TRASK & FENN

New Tuners Theatre

at the Theatre Building

“I don’t care what they do,” the Victorian actress Mrs. Patrick Campbell is supposed to have said about homosexuals, “so long as they don’t do it in the street and frighten the horses.” Trask & Fenn, a gay romantic murder mystery set in Mrs. Campbell’s era, doesn’t frighten the horses–or the audience. And that’s a sign of failure in what is being ballyhooed as a “musical thriller.” Though it boasts some sophisticated semioperatic writing by composer Jan Powell and a collection of solid and in some cases superb performances, this effort from New Tuners Theatre exposes the serious flaw in a drawn-out workshop process that concentrated on refining details while ignoring basic structural problems.

A capsule synopsis of Ken Stone’s script suggests a sort of Sweeney Todd Meets Maurice. Schoolboys Roderick Trask and William Fenn try to pursue their not-so-secret romance after graduation, but when Trask arrives at Fenn’s London mansion for an extended visit, the lads find that what was barely tolerated by adolescents is actively opposed by adults. Faced with his father’s threat to disinherit him–and his lover Fenn’s own guilty ambivalence about his homosexuality–the handsome and manipulative Trask contrives to marry Fenn’s sister, Olivia. But the scheme only brings greater frustration all around. Meanwhile, a series of killings begin–killings attributed to one Jack the Ripper. Fenn suspects Trask.

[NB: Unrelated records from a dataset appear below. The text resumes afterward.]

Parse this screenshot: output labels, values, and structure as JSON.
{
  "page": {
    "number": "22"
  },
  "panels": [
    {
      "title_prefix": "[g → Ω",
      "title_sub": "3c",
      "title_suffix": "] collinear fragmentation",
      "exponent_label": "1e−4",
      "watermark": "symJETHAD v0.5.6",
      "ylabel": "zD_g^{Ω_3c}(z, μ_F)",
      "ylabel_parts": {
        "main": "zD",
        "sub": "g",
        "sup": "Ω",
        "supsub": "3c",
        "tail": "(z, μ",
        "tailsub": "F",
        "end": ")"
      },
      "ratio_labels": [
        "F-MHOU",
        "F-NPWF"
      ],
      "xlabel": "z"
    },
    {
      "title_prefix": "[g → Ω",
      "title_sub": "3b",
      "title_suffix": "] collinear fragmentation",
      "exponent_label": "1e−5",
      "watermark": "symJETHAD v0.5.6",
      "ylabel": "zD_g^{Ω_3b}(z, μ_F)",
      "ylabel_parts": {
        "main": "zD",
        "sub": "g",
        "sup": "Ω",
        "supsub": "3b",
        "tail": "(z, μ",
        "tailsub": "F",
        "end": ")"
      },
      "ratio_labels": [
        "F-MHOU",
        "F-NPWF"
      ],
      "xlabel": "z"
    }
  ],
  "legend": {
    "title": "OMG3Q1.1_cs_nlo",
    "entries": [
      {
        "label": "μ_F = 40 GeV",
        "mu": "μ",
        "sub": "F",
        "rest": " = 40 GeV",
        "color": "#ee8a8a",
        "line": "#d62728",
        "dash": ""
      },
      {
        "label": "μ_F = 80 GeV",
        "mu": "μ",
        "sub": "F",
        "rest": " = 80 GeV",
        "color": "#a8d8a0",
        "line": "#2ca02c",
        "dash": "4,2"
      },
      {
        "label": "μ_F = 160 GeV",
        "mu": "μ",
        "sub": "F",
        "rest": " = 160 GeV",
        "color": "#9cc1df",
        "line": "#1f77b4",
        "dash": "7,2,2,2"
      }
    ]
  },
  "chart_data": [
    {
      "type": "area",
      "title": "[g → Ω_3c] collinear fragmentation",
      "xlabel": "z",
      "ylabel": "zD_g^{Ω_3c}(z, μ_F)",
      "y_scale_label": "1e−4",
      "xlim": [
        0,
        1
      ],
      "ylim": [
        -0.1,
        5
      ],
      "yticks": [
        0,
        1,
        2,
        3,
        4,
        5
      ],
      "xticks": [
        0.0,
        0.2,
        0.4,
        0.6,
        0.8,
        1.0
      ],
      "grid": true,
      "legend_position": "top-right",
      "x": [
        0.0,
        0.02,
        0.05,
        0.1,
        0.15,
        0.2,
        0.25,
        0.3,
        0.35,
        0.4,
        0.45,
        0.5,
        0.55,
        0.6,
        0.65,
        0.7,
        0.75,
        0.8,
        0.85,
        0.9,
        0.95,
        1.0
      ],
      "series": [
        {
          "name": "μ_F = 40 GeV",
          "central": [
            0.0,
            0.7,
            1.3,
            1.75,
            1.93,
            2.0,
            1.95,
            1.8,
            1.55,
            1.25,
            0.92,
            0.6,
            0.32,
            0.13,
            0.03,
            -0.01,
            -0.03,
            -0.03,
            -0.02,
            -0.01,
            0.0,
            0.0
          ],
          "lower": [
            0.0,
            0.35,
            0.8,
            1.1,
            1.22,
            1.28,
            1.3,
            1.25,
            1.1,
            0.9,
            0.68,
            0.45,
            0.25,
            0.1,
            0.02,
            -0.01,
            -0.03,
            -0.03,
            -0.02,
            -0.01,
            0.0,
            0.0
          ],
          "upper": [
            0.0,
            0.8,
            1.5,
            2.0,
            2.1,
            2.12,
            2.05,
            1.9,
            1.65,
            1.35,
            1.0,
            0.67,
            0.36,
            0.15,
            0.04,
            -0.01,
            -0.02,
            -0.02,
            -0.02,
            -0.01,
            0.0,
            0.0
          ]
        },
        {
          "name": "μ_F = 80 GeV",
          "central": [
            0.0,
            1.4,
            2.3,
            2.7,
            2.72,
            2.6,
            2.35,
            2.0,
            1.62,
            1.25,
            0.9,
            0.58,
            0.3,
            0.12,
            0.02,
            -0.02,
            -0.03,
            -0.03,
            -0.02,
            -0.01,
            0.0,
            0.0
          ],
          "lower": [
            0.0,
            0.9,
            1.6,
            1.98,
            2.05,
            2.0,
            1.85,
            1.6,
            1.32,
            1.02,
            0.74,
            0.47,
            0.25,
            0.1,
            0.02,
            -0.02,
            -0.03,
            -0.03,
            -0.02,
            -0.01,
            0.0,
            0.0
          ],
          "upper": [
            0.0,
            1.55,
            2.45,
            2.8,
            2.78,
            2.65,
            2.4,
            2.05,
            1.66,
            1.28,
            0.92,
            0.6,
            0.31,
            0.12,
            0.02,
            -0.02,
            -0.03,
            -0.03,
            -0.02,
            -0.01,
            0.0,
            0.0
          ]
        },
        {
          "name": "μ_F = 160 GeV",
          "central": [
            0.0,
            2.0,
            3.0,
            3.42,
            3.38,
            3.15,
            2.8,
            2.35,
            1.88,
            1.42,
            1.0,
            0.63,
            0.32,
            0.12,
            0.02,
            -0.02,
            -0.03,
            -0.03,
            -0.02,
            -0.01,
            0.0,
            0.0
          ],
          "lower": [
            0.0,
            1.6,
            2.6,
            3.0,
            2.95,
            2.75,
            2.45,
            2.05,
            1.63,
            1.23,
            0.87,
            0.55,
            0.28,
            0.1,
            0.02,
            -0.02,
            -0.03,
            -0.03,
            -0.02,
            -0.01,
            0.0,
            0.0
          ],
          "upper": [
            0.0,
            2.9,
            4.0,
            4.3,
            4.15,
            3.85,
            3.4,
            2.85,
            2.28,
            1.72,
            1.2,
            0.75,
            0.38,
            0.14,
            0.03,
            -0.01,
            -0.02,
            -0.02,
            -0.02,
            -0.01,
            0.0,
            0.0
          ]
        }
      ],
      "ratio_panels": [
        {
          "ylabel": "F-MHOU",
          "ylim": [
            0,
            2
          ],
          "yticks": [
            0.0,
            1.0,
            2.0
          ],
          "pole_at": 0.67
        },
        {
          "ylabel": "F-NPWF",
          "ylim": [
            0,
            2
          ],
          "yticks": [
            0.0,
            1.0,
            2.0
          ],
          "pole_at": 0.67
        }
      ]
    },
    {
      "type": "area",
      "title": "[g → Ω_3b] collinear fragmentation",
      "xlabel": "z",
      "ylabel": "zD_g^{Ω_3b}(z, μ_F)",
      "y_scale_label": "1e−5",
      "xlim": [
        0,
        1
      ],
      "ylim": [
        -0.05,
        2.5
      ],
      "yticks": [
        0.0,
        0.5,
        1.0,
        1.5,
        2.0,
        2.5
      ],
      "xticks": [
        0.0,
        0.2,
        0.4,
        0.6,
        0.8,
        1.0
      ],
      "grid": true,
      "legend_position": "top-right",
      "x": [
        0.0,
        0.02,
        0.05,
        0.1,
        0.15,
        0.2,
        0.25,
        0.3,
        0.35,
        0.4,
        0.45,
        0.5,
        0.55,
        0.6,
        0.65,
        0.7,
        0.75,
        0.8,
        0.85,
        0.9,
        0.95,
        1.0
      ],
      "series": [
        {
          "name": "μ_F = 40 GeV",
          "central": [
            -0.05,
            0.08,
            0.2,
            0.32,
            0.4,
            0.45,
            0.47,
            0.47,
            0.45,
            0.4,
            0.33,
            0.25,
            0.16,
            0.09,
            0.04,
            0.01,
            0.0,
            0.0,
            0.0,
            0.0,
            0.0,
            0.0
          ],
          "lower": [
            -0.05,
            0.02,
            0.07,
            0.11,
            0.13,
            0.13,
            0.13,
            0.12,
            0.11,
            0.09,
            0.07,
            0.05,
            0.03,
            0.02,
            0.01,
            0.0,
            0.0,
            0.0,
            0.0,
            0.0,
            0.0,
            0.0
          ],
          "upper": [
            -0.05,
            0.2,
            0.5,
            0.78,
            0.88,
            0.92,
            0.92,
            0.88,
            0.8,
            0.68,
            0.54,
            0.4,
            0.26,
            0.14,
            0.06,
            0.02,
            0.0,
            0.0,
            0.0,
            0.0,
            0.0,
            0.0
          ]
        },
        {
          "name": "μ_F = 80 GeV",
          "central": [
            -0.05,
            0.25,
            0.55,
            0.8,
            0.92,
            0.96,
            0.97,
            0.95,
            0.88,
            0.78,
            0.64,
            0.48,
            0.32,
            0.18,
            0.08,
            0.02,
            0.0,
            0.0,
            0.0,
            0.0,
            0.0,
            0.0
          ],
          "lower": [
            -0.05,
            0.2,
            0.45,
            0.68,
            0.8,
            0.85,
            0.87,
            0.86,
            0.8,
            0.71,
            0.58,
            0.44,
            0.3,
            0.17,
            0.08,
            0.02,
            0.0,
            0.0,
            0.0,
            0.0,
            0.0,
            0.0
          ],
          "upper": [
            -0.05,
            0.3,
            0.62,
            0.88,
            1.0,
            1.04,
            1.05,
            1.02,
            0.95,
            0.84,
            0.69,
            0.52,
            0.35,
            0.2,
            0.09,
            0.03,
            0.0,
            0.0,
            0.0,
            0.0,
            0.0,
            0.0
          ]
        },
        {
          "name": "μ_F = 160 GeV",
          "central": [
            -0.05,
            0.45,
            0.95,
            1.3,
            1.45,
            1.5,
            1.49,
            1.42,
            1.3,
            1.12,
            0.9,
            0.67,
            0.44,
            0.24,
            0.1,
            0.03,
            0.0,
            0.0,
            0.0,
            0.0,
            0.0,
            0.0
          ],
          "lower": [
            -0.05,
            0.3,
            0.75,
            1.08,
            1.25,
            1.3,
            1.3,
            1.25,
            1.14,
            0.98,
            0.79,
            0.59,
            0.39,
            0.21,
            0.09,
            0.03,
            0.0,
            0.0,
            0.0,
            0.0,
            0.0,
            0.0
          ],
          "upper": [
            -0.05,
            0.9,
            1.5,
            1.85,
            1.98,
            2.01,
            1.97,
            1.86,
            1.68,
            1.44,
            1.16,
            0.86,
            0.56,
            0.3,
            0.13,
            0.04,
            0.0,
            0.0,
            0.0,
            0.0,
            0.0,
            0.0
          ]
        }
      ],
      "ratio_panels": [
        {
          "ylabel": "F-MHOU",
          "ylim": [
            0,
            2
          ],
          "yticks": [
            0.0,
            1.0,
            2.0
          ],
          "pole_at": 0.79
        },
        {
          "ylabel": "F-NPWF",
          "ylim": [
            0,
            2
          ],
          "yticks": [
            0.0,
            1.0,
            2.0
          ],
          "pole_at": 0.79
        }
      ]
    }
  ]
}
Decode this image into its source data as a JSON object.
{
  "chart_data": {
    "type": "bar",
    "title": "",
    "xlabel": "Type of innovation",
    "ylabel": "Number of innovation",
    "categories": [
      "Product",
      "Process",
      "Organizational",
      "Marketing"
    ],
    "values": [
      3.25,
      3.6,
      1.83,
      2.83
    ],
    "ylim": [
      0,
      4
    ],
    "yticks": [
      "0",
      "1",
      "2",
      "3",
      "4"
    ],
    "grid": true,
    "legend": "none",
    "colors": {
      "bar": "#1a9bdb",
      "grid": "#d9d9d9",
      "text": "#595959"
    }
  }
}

But what sounds intriguing on paper is massively muddled onstage. Most of the first act passes without a hint of murder or mayhem; the focus is on the young men’s affair and the social pressures against it–ranging from the elder Trask’s overt opprobrium to Olivia’s shocked discovery of her fiance’s true nature (she should stay away from keyholes). Essentially ironic, with effectively subdued suggestions of romance and pathos, this first section works quite well as bittersweet comic opera in the mold of Gian Carlo Menotti’s The Old Maid and the Thief and The Medium. Trask’s self-ensnarement, wed to a woman he cannot love and bound to a man who is afraid to love him, is peculiarly funny as well as sad, especially as played by actor Will Chase, whose restrained conviction is completely convincing and whose handsome face subtly expresses the situation’s moral and emotional complexities.

But then Jack the Ripper pops onto the scene, and the whole thing falls apart. If the killer’s presence had been established from the beginning, with scenes of mystery and horror juxtaposed with the love story, there might have seemed some purpose to his sudden appearance; instead it’s merely intrusive. We’re never frightened enough to be receptive to the new material, and we’re never tempted to suspect Trask of being the killer, so Fenn’s misgivings seem ridiculous and churlish–and his delay in acting on them ludicrous. (The key to such successful thrillers as The Lodger and Suspicion is that the audience shares the characters’ doubts.)

Compounding the confused plotting is the work’s fatally unsure tone, which veers from Gilbert and Sullivan whimsy to John Belushi-style “manly men” burlesque to unabashed romanticism before plunging into bleak would-be tragedy.

Which is too bad, because until it gets trapped by its “thriller” conceit Trask & Fenn is an effective study of love and its corruption–not by “decadent” sexual unorthodoxy but by the lies and distortions underlying society’s historical antagonism toward gay people. It’s a timely topic, what with the newly energized assault on homosexuality as a “wrong choice” by right-wing politicians. But then the show gets bogged down in its incoherent attempt at horror, and neither it nor the audience ever gets back on track.

Director Warner Crocker deserves considerable credit for not letting the show disintegrate into a laughable mess. The production is solid and occasionally sprightly, buoyed by the crisp playing of a six-person orchestra under Judy Myers’s direction and featuring a set of handsome costumes by Patricia Hart. (Kurt Sharp’s set design is unfortunately dreary, except for a very funny pseudo-classical tomb.) Chase’s subtle and multi-leveled Trask is ably supported by Christopher Gurr’s stolid Fenn (he carries the role off fairly well, considering he joined the show late in rehearsals–his name in the program is pasted over another actor’s). Kelly Anne Clark impressively manages Olivia’s severe shift from comic foil to tragic heroine; Lisa K. Wyatt is very fine indeed as dithery Aunt Cecilia (a role whose second-act retreat has a lot to do with the show’s second-act defeat); and Fred Goudy is in excellent bass voice as Trask’s pompous papa. Ryan Johnson and Jim Blanchette, as a pair of all-knowing sissies who comment on the action, provide classic caricatures of smarmy, smothered closet queens, a telling contrast to Trask’s out-of-the-closet aspirations before he makes his disastrous compromise with convention. Having failed to guide Trask & Fenn’s authors toward a successful work, New Tuners has at least given them an impressive show.